Is that fancy tractor really yours? Well, maybe, kinda, sorta

Is that fancy tractor really yours? Well, maybe, kinda, sorta Jul 14, 2015by Hembree Brandon in Farm Press Blog The U.S. Copyright Office is expected to issue a ruling this month clarifying what you can or can’t do with things you buy that are operated by software — which nowadays includes just about everything from the coffeemaker in your kitchen to your pickup or that fancy new tractor or combine. Clarification not exactly being a concept widely practiced in a town dominated by lawyers, lobbyists, and bureaucrats, the decision will be yet another waypoint in the ever more complicated issue of property rights spawned by the digital age.

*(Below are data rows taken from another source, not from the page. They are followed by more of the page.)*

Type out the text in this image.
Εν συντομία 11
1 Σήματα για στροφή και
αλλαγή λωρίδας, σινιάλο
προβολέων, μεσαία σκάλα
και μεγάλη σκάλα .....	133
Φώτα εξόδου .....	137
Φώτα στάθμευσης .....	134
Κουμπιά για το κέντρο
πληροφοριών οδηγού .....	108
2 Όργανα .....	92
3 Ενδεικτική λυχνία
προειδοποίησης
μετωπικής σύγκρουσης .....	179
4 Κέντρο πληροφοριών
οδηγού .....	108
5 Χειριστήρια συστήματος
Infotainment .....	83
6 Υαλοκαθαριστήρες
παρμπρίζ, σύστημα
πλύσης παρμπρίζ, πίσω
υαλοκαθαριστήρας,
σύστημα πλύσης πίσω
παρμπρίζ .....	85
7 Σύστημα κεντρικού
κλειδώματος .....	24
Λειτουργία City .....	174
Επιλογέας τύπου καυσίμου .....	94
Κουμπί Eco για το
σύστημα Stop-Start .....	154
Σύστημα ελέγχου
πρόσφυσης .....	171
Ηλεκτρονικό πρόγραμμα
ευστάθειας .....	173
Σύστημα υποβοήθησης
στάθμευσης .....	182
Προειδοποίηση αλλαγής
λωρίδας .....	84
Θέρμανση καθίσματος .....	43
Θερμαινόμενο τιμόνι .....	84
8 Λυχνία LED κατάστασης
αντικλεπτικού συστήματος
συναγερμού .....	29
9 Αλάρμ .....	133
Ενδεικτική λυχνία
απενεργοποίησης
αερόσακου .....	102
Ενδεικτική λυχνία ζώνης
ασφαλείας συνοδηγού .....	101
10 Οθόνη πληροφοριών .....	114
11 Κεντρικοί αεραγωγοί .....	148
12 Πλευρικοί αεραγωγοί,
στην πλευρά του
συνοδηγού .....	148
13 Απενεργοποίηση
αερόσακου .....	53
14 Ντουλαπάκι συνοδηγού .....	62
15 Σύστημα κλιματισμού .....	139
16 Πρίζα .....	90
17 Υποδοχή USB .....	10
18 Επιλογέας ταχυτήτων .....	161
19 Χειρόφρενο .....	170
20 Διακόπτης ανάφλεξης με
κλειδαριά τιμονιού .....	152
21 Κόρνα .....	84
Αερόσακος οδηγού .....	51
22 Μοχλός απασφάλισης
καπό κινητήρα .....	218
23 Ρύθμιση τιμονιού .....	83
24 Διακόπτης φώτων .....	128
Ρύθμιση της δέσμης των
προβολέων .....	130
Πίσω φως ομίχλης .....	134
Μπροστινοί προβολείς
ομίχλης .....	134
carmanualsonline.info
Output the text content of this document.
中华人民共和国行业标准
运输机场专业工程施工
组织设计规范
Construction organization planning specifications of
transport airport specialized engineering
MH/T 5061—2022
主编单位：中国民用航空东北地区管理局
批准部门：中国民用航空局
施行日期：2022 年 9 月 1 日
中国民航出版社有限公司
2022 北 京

The tech magazine Wired created a stir in April with an article by Kyle Wiens, “We Can’t Let John Deere Destroy the Very Idea of Ownership” (http://wrd.cm/1DA5jGT), positing that although you pay a hundred grand or more for a new tractor or $50k for a new GM car, you don’t really own that tractor or car because the company owns and controls the software that makes it do all the things it does. The article notes that over the last two decades manufacturers have used the 1998 Digital Millennium Copyright Act to argue that buyers don’t own the software that powers the products they’ve bought, that they have only an implied use license, which doesn’t include the right to alter software. Modifying tractors and other farm equipment has long been something of a badge of pride for many farmers, who have put creativity and ingenuity to work to make machines fit specific needs manufacturers didn’t envision. But, that has become more challenging as equipment functions are increasingly software controlled. GM, Deere, and others contend that, sans copyright protection, there could be pirating of valuable intellectual property, as well as safety/environmental issues if altered software were responsible for an accident, increased emissions, or poor performance. Deere says it, like other manufacturers, simply seeks to protect the software for which it has spent a lot of time and money developing, that it doesn’t want people tinkering with how their equipment is designed to operate. So, it pretty much comes down to this: Yes, you own the tractor or GM car or toaster or fridge, but the software — every single line of computer code that makes it run — is not yours.